The range option has three components: start, end, and step. Start and end are optional and if ommitted the range will start at the first residue or end at the last, respectively. The step option can only be used if both start and end are provided. Note that the start and end values of the range are purely numerical, while the range actually refers to every N-th residue, regardless of their sequence number.
Usage:
python pdb_delres.py -[resid]:[resid]:[step] <pdb file>
Example:
python pdb_delres.py -1:10 1CTF.pdb # Deletes residues 1 to 10
python pdb_delres.py -1: 1CTF.pdb # Deletes residues 1 to END
python pdb_delres.py -:5 1CTF.pdb # Deletes residues from START to 5.
python pdb_delres.py -::5 1CTF.pdb # Deletes every 5th residue
python pdb_delres.py -1:10:5 1CTF.pdb # Deletes every 5th residue from 1 to 10
pdb_intersect
Returns a new PDB file only with atoms in common to all input PDB files.
Atoms are judged equal is their name, altloc, res. name, res. num, insertion code and chain fields are the same. Coordinates are taken from the first input file. Keeps matching TER/ANISOU records.
Usage:
python pdb_intersect.py <pdb file> <pdb file>
Example:
python pdb_intersect.py 1XYZ.pdb 1ABC.pdb
pdb_rplresname
Performs in-place replacement of a residue name by another.
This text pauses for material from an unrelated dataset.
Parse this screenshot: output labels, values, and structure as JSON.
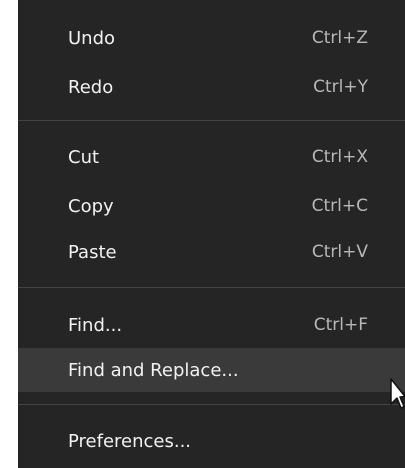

Affects all residues with that name.
Usage:
python pdb_rplresname.py -<from>:<to> <pdb file>
Example:
python pdb_rplresname.py -HIP:HIS 1CTF.pdb # changes all HIP residues to HIS
pdb_selmodel
Extracts one or more models from a PDB file.
If the PDB file has no MODEL records, returns the entire file.
Usage:
python pdb_selmodel.py -<model id> <pdb file>
Example:
python pdb_selmodel.py -1 1GGR.pdb # selects model 1
python pdb_selmodel.py -1,3 1GGR.pdb # selects models 1 and 3
pdb_splitseg
Splits a PDB file into several, each containing one segment.
Usage:
python pdb_splitseg.py <pdb file>
Example:
python pdb_splitseg.py 1CTF.pdb
pdb_chainbows
Renames chain identifiers sequentially, based on TER records.
Since HETATM records are not separated by TER records and usually come together at the end of the PDB file, this script will attempt to reassign their chain identifiers based on the changes it made to ATOM lines. This might lead to bad output in certain corner cases.
Usage:
python pdb_chainbows.py <pdb file>
Example:
python pdb_chainbows.py 1CTF.pdb
pdb_delresname
Removes all residues matching the given name in the PDB file.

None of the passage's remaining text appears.